Friday, December 21, 2012

Grassroots Gourmet: "Bloomingdale gets sweeter"

See this profile of Grassroots Gourmet by Bloomingdale resident Jacquelyn Bengfort.  Ms. Bengfort's website is

Bloomingdale gets sweeter

Grassroots Gourmet brings cupcakes and conscience to an empty storefront
by Jacquelyn Bengfort

“Our contractor promised us we’re going to laugh,” said Jamilyah Smith-Kanze, speaking of the labyrinthine process of establishing a business in the District three weeks before the opening of the new Grassroots Gourmet bakery on Rhode Island Avenue in Bloomingdale. “So, we’re looking forward to that.”
            While it may not yet have been quite time for laughter on November 21, Smith-Kanze and Sara Fatell, one of the original founders of Grassroots Gourmet in 2009, were all smiles as they opened their doors for the first time.
            As they served rugelach, crumb cake, and cookies to a constant stream of friends and neighbors, both of the wormen—who are cousins as well as business partners—seemed in a celebratory mood.
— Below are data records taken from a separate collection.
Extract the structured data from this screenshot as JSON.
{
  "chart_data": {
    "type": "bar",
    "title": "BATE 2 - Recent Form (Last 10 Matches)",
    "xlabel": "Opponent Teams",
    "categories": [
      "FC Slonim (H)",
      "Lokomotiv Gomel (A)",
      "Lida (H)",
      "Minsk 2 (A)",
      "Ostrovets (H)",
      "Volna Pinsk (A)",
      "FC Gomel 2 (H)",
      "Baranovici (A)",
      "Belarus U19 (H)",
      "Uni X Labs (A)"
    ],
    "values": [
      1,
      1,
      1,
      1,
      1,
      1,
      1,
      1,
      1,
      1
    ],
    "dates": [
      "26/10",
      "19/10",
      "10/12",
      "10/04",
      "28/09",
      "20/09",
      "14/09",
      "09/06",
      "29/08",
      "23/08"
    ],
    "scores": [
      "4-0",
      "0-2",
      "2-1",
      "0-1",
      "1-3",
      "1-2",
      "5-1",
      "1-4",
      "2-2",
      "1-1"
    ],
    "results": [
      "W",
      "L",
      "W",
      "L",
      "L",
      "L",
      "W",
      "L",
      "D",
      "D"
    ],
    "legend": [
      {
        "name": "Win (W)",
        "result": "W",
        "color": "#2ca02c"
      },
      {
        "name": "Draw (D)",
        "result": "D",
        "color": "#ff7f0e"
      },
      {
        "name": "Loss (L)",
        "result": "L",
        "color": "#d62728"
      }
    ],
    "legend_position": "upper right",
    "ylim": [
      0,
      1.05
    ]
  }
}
Despite a last-minute problem with their health inspection (they had failed to install a food disposal unit in their gorgeous and pristine new kitchen), they succeeded in their goal of opening before Thanksgiving, thanks in part to a steel cutter who “rolled up to the sidewalk at 9 [p.m.] in a truck like it could get anything done,” said Smith-Kanze with a grin.

Baking, and beyond
            Fatell founded Grassroots Gourmet as a catering service, providing baked goods to non-profit groups around the city. “I never wanted a storefront,” she confessed, but eventually realized that if she wanted to stop borrowing kitchens to fulfill orders she would need to commit to establishing a bakery.
            While Fatell and Smith-Kanze looked all over the city for a suitable location, they were thrilled to see a “For Lease” sign go up in the window of a defunct laundromat in their own neighborhood.
            The space, which was made over by Lauren Winter, the architect responsible for neighboring Boundary Stone, is “a kitchen to grow into,” said Fatell.
            Catering remains the cornerstone of their business model. Cupcakes and miniature pies may tempt in passersby, but once they are inside they can order from a much larger menu of items that can be baked fresh on request.

An affair of the heart
            The wall of family photographs immediately signals customers that they have entered a business that is more than just a money-making venture to its owners. Fatell and Smith-Kanze celebrate their shared roots with recipes passed down by aunts and grandmothers, and their enthusiasm infuses the storefront with an atmosphere of authenticity.
            It’s all evidence of a business plan that places social responsibility and neighborliness on equal footing with revenue. Like many of DC’s young entrepreneurs, the women want to be more than simply profitable.
            “We want to know our customers,” said Fatell. “We want to bake the cake for your wedding, for your child’s first birthday.” In a nod to the many pet owners in Bloomingdale, they plan to put out a water dish and add baked dog treats to the menu.
            They also strive to source their ingredients and other business items from local vendors whenever possible. They hope to partner with local farmers now that they have the space to freeze locally produced produce in season. Their caramel comes from Baltimore, and their marshmallows are made in small batches by a local husband-and-wife team. “We want to build a vendor list [that’s] like a community,” said the women in an email. They actively look to partner with women- and minority-owned and family-run businesses.

Plans for the future
            On opening day, one customer inquires about bread. “Not yet,” said Fatell. “Maybe one day.”
            Smith-Kanze admits to a dream scenario: “Maybe one day we’ll take a vacation.”
            For now, though, both Fatell and Smith-Kanze are clearly thrilled to be open for business in their new location, as Fatell greets customers with a booming “Morning, neighbors!”
            With a note of triumph, she adds, “This is not a pop-up, friends. We will be here.”

Grassroots Gourmet
104 Rhode Island Avenue NW
Tuesday-Friday 8 a.m.-7 p.m., Saturday 9 a.m.-3 p.m., Sunday 10 a.m.-2 p.m.